Urteil vom Landgericht Dortmund - 4 S 17/11
Tenor
Die Berufung der Beklagten gegen das am 10.11.2010 verkündete Urteil des Amtsgerichts Dortmund wird zurückgewiesen.
Die Beklagte hat die Kosten des Berufungsverfahrens zu tragen.
Das Urteil ist vorläufig vollstreckbar.
1
G r ü n d e:
2(Gemäß § 540 Abs. 1 Satz 1 ZPO)
3I.
4Die Klägerin macht gegenüber der Beklagten, einer Kassenpatientin, Behandlungskosten aus einer stationären Behandlung der Beklagten im Hause der Klägerin in dem Zeitraum vom 08.07.2009 bis zum 13.07.2009 geltend.
5Das Amtsgericht hat den Vollstreckungsbescheid des Amtsgerichts Hagen vom 22.10.2010 aufrechterhalten, mit dem die Beklagte zur Zahlung von Behandlungskosten in Höhe von 4.328,10 €, Mahnkosten in Höhe von 25,00 € sowie Inkassokosten in Höhe von 453,27 € verurteilt worden war. Zur Begründung hat es ausgeführt, dass zwischen der Klägerin und der Beklagten ein konkludenter Behandlungsvertrag zustande gekommen sei. Der Irrtum der Parteien, dass die Kosten des Krankenhausaufenthaltes die gesetzliche Krankenkasse der Beklagten übernehmen werde, führe dazu, dass dem privatrechtlichen Behandlungsverhältnis die Geschäftsgrundlage fehle und die deshalb gebotene Vertragsanpassung nach Treu und Glauben zu einem Zahlungsanspruch der Klägerin führe. Hiernach trage die Beklagte das Risiko, dass die Kosten von ihrer gesetzlichen Krankenkasse nicht übernommen würden.

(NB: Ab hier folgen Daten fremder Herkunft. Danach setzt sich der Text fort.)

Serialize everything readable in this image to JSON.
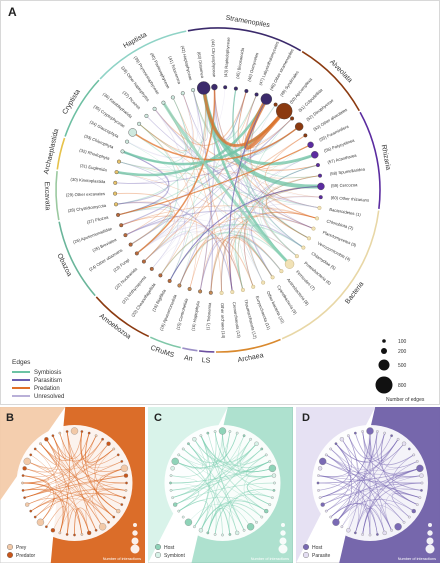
{
  "panel_a": {
    "label": "A",
    "groups": [
      {
        "name": "Haptista",
        "color": "#8fd3c6"
      },
      {
        "name": "Stramenopiles",
        "color": "#3b2a6b"
      },
      {
        "name": "Alveolata",
        "color": "#8b3a10"
      },
      {
        "name": "Rhizaria",
        "color": "#5b2ca0"
      },
      {
        "name": "Bacteria",
        "color": "#e8d7a6"
      },
      {
        "name": "Archaea",
        "color": "#d9892e"
      },
      {
        "name": "LS",
        "color": "#6c4fa0"
      },
      {
        "name": "An",
        "color": "#9b8fc6"
      },
      {
        "name": "CRuMS",
        "color": "#7fc7a8"
      },
      {
        "name": "Amoebozoa",
        "color": "#8b3a10"
      },
      {
        "name": "Obazoa",
        "color": "#6ab59a"
      },
      {
        "name": "Excavata",
        "color": "#9bc9a0"
      },
      {
        "name": "Archaeplastida",
        "color": "#e6c24a"
      },
      {
        "name": "Cryptista",
        "color": "#6dbfa2"
      }
    ],
    "taxa": [
      "(63) Diatomea",
      "(44) Chrysophyceae",
      "(43) Raphidophyceae",
      "(45) Bicosoecida",
      "(46) Oomycetes",
      "(47) Labyrinthulomycetes",
      "(48) Other stramenopiles",
      "(49) Syndiniales",
      "(50) Apicomplexa",
      "(51) Colpodellida",
      "(52) Dinophyceae",
      "(53) Other alveolates",
      "(55) Foraminifera",
      "(56) Polycystinea",
      "(57) Acantharea",
      "(58) Spumellaridea",
      "(59) Cercozoa",
      "(60) Other rhizarians",
      "Bacteroidetes (1)",
      "Chlorobiota (2)",
      "Planctomycetes (3)",
      "Verrucomicrobia (4)",
      "Chlamydiae (5)",
      "Proteobacteria (6)",
      "Firmicutes (7)",
      "Actinobacteria (8)",
      "Cyanobacteria (9)",
      "Other bacteria (10)",
      "Euryarchaeota (11)",
      "Thaumarchaeota (12)",
      "Crenarchaeota (13)",
      "Other archaea (14)",
      "(17) Telonemia",
      "(16) Haptophyta",
      "(15) Centrohelida",
      "(18) Apusomonadida",
      "(19) Rigifilida",
      "(20) Choanoflagellida",
      "(21) Ichthyosporea",
      "(22) Nucleariida",
      "(23) Fungi",
      "(24) Other obazoans",
      "(25) Breviatea",
      "(26) Apusomonadidae",
      "(27) Filozoa",
      "(28) Chytridiomycota",
      "(29) Other excavates",
      "(30) Kinetoplastida",
      "(31) Euglenida",
      "(32) Rhodophyta",
      "(33) Chlorophyta",
      "(34) Glaucophyta",
      "(35) Cryptophyceae",
      "(36) Katablepharida",
      "(37) Picozoa",
      "(38) Other haptophytes",
      "(39) Prymnesiophyceae",
      "(40) Pavlovophyceae",
      "(41) Telonemea",
      "(42) Haptophyceae"
    ],
    "legend": {
      "title": "Edges",
      "items": [
        {
          "label": "Symbiosis",
          "color": "#6cc3a4"
        },
        {
          "label": "Parasitism",
          "color": "#6c5fb0"
        },
        {
          "label": "Predation",
          "color": "#e0712a"
        },
        {
          "label": "Unresolved",
          "color": "#b9b0d8"
        }
      ]
    },
    "size_legend": {
      "values": [
        "100",
        "200",
        "500",
        "800"
      ],
      "caption": "Number of edges"
    }
  },
  "panel_b": {
    "label": "B",
    "accent": "#d9651e",
    "legend": [
      {
        "label": "Prey",
        "color": "#f2c9a8"
      },
      {
        "label": "Predator",
        "color": "#c8561a"
      }
    ],
    "caption": "Number of interactions"
  },
  "panel_c": {
    "label": "C",
    "accent": "#6cc9a8",
    "legend": [
      {
        "label": "Host",
        "color": "#8fd3b8"
      },
      {
        "label": "Symbiont",
        "color": "#d8f2e8"
      }
    ],
    "caption": "Number of interactions"
  },
  "panel_d": {
    "label": "D",
    "accent": "#6f5fa8",
    "legend": [
      {
        "label": "Host",
        "color": "#7a6ab4"
      },
      {
        "label": "Parasite",
        "color": "#e4def2"
      }
    ],
    "caption": "Number of interactions"
  }
}
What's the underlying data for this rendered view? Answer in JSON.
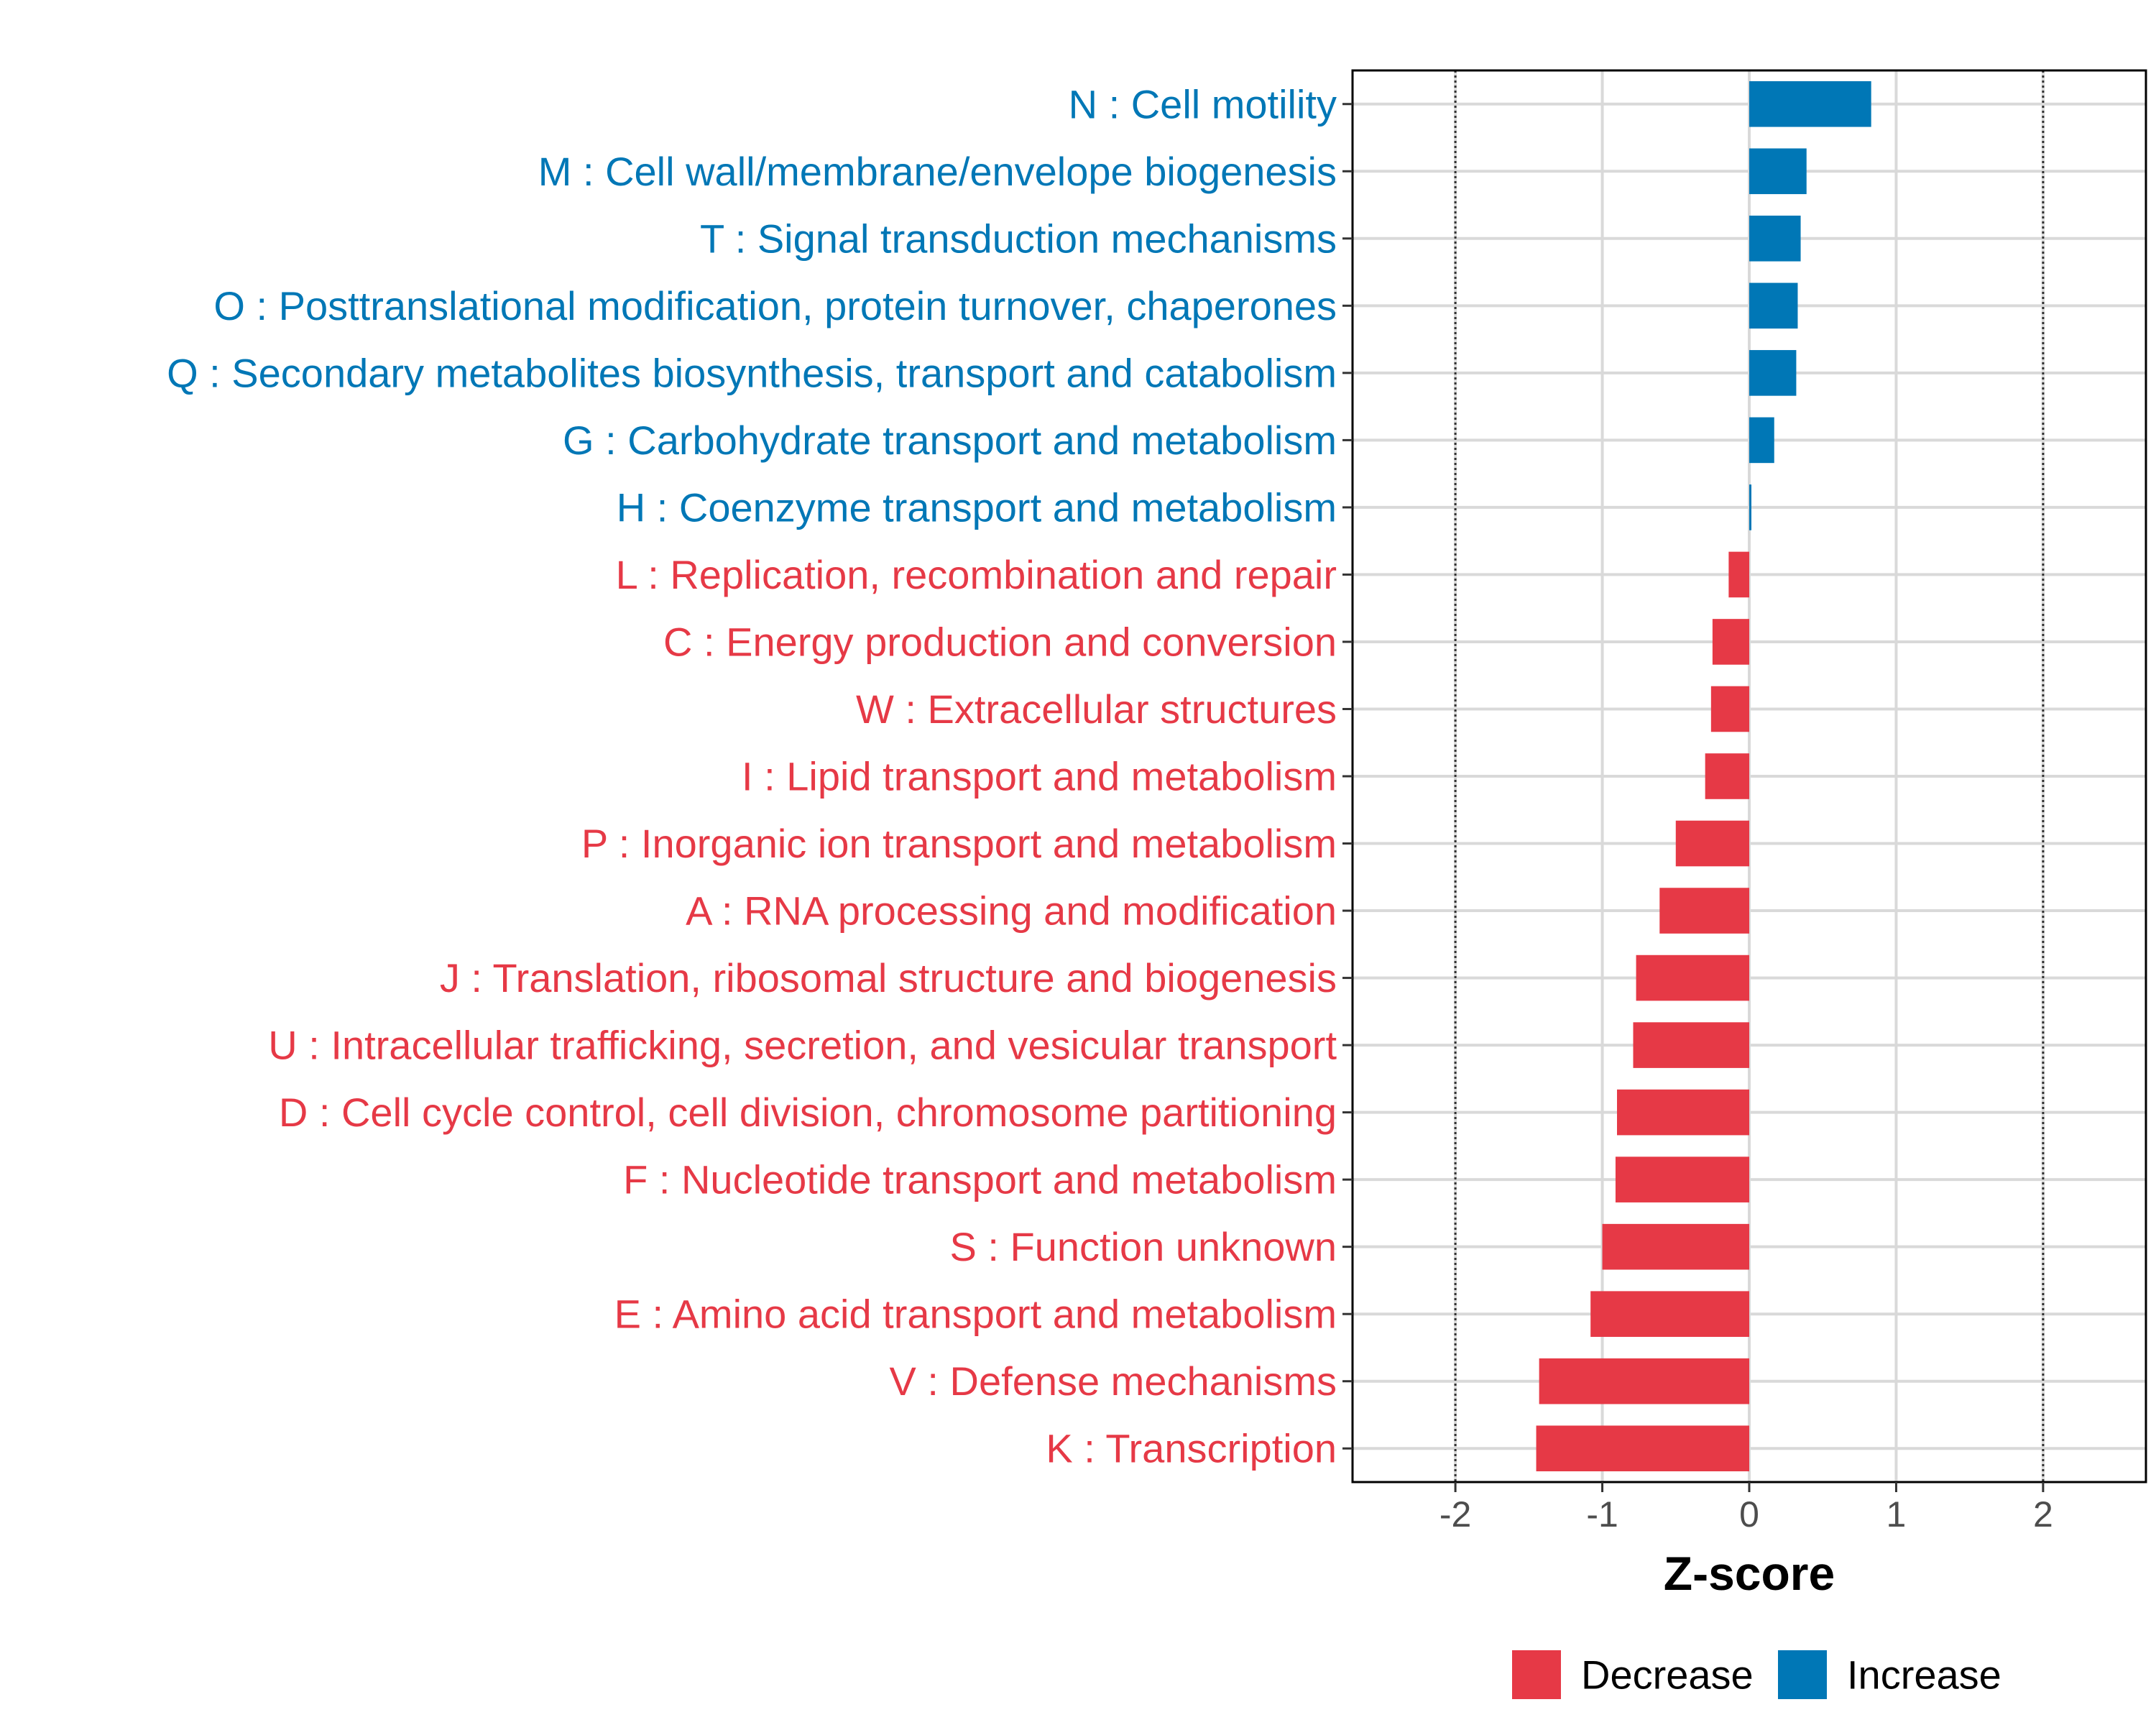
{
  "chart_data": {
    "type": "bar",
    "orientation": "horizontal",
    "xlabel": "Z-score",
    "xlim": [
      -2.7,
      2.7
    ],
    "xticks": [
      -2,
      -1,
      0,
      1,
      2
    ],
    "xtick_labels": [
      "-2",
      "-1",
      "0",
      "1",
      "2"
    ],
    "reference_lines": [
      -2,
      2
    ],
    "grid": true,
    "legend_position": "bottom",
    "legend": [
      {
        "name": "Decrease",
        "color": "#E63946"
      },
      {
        "name": "Increase",
        "color": "#0077B6"
      }
    ],
    "categories": [
      "N : Cell motility",
      "M : Cell wall/membrane/envelope biogenesis",
      "T : Signal transduction mechanisms",
      "O : Posttranslational modification, protein turnover, chaperones",
      "Q : Secondary metabolites biosynthesis, transport and catabolism",
      "G : Carbohydrate transport and metabolism",
      "H : Coenzyme transport and metabolism",
      "L : Replication, recombination and repair",
      "C : Energy production and conversion",
      "W : Extracellular structures",
      "I : Lipid transport and metabolism",
      "P : Inorganic ion transport and metabolism",
      "A : RNA processing and modification",
      "J : Translation, ribosomal structure and biogenesis",
      "U : Intracellular trafficking, secretion, and vesicular transport",
      "D : Cell cycle control, cell division, chromosome partitioning",
      "F : Nucleotide transport and metabolism",
      "S : Function unknown",
      "E : Amino acid transport and metabolism",
      "V : Defense mechanisms",
      "K : Transcription"
    ],
    "values": [
      0.83,
      0.39,
      0.35,
      0.33,
      0.32,
      0.17,
      0.01,
      -0.14,
      -0.25,
      -0.26,
      -0.3,
      -0.5,
      -0.61,
      -0.77,
      -0.79,
      -0.9,
      -0.91,
      -1.0,
      -1.08,
      -1.43,
      -1.45
    ],
    "direction": [
      "Increase",
      "Increase",
      "Increase",
      "Increase",
      "Increase",
      "Increase",
      "Increase",
      "Decrease",
      "Decrease",
      "Decrease",
      "Decrease",
      "Decrease",
      "Decrease",
      "Decrease",
      "Decrease",
      "Decrease",
      "Decrease",
      "Decrease",
      "Decrease",
      "Decrease",
      "Decrease"
    ]
  }
}
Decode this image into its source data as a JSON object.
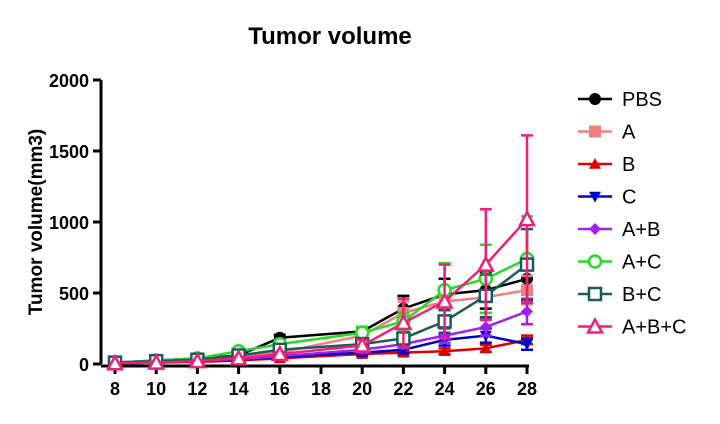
{
  "chart_data": {
    "type": "line",
    "title": "Tumor volume",
    "ylabel": "Tumor volume(mm3)",
    "xlabel": "",
    "x": [
      8,
      10,
      12,
      14,
      16,
      20,
      22,
      24,
      26,
      28
    ],
    "xticks": [
      8,
      10,
      12,
      14,
      16,
      18,
      20,
      22,
      24,
      26,
      28
    ],
    "xlim": [
      8,
      28
    ],
    "ylim": [
      0,
      2000
    ],
    "yticks": [
      0,
      500,
      1000,
      1500,
      2000
    ],
    "grid": false,
    "legend_position": "right",
    "series": [
      {
        "name": "PBS",
        "color": "#000000",
        "marker": "circle",
        "values": [
          10,
          25,
          40,
          60,
          185,
          230,
          390,
          490,
          520,
          600
        ],
        "errors": [
          0,
          5,
          8,
          15,
          20,
          30,
          90,
          110,
          130,
          90
        ]
      },
      {
        "name": "A",
        "color": "#F08080",
        "marker": "square",
        "values": [
          10,
          20,
          35,
          50,
          80,
          200,
          360,
          440,
          470,
          520
        ],
        "errors": [
          0,
          5,
          8,
          10,
          20,
          40,
          80,
          100,
          110,
          100
        ]
      },
      {
        "name": "B",
        "color": "#E00000",
        "marker": "triangle-up",
        "values": [
          5,
          10,
          15,
          25,
          40,
          70,
          80,
          90,
          110,
          170
        ],
        "errors": [
          0,
          3,
          5,
          8,
          10,
          15,
          15,
          20,
          25,
          30
        ]
      },
      {
        "name": "C",
        "color": "#0000CC",
        "marker": "triangle-down",
        "values": [
          5,
          10,
          20,
          30,
          50,
          80,
          100,
          170,
          200,
          140
        ],
        "errors": [
          0,
          3,
          5,
          8,
          12,
          20,
          25,
          40,
          50,
          40
        ]
      },
      {
        "name": "A+B",
        "color": "#A020F0",
        "marker": "diamond",
        "values": [
          5,
          15,
          25,
          35,
          55,
          100,
          140,
          200,
          260,
          370
        ],
        "errors": [
          0,
          3,
          5,
          8,
          12,
          20,
          30,
          50,
          60,
          90
        ]
      },
      {
        "name": "A+C",
        "color": "#22DD22",
        "marker": "circle-open",
        "values": [
          10,
          25,
          40,
          90,
          140,
          220,
          300,
          520,
          600,
          740
        ],
        "errors": [
          0,
          5,
          10,
          20,
          30,
          40,
          60,
          190,
          240,
          300
        ]
      },
      {
        "name": "B+C",
        "color": "#1E5A5A",
        "marker": "square-open",
        "values": [
          10,
          20,
          30,
          60,
          100,
          140,
          180,
          300,
          480,
          700
        ],
        "errors": [
          0,
          5,
          8,
          15,
          20,
          30,
          40,
          80,
          150,
          250
        ]
      },
      {
        "name": "A+B+C",
        "color": "#F0207A",
        "marker": "triangle-open",
        "values": [
          5,
          10,
          20,
          40,
          70,
          130,
          290,
          440,
          700,
          1020
        ],
        "errors": [
          0,
          3,
          5,
          10,
          15,
          40,
          170,
          260,
          390,
          590
        ]
      }
    ]
  }
}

6Gegen dieses Urteil wendet sich die Beklagte mit ihrer Berufung. Sie rügt, dass das Amtsgericht von rechtlich unzutreffenden Voraussetzungen ausgegangen sei. Ein Behandlungsvertrag sei nicht konkludent vereinbart worden. Vielmehr habe nur ein Entwurf, den die Beklagte nicht unterzeichnet habe und hinsichtlich dessen weiterer Einzelheiten auf Bl. 35 d. A. verwiesen wird, vorgelegen. Die Beklagte habe der Klägerin zudem mitgeteilt, dass sie nicht wisse, ob ihre gesetzliche Krankenkasse, nämlich die AOK Westfalen-Lippe, die Kosten der stationären Behandlung übernehme. Ein Behandlungsvertrag sei mithin nicht zustande gekommen, weshalb eine Vertragsanpassung schon nicht habe erfolgen dürfen. Die Klägerin hätte daher bei der Behandlung der Beklagten mit Blick auf die Frage einer Kostenübernahme durch die gesetzliche Krankenkasse leichtfertig gehandelt. Die Beklagte sei, anders als das Amtsgericht festgestellt habe, darüber hinaus nicht davon ausgegangen, dass die AOK Westfalen-Lippe die Kosten der Krankenhausbehandlung tragen werde. Ein gemeinschaftlicher Irrtum der Parteien liege daher auch deshalb nicht vor. Weiterhin habe ein Mitarbeiter der Klägerin, nämlich offenbar der Chefarzt, erklärt, "das machen wir schon einmal".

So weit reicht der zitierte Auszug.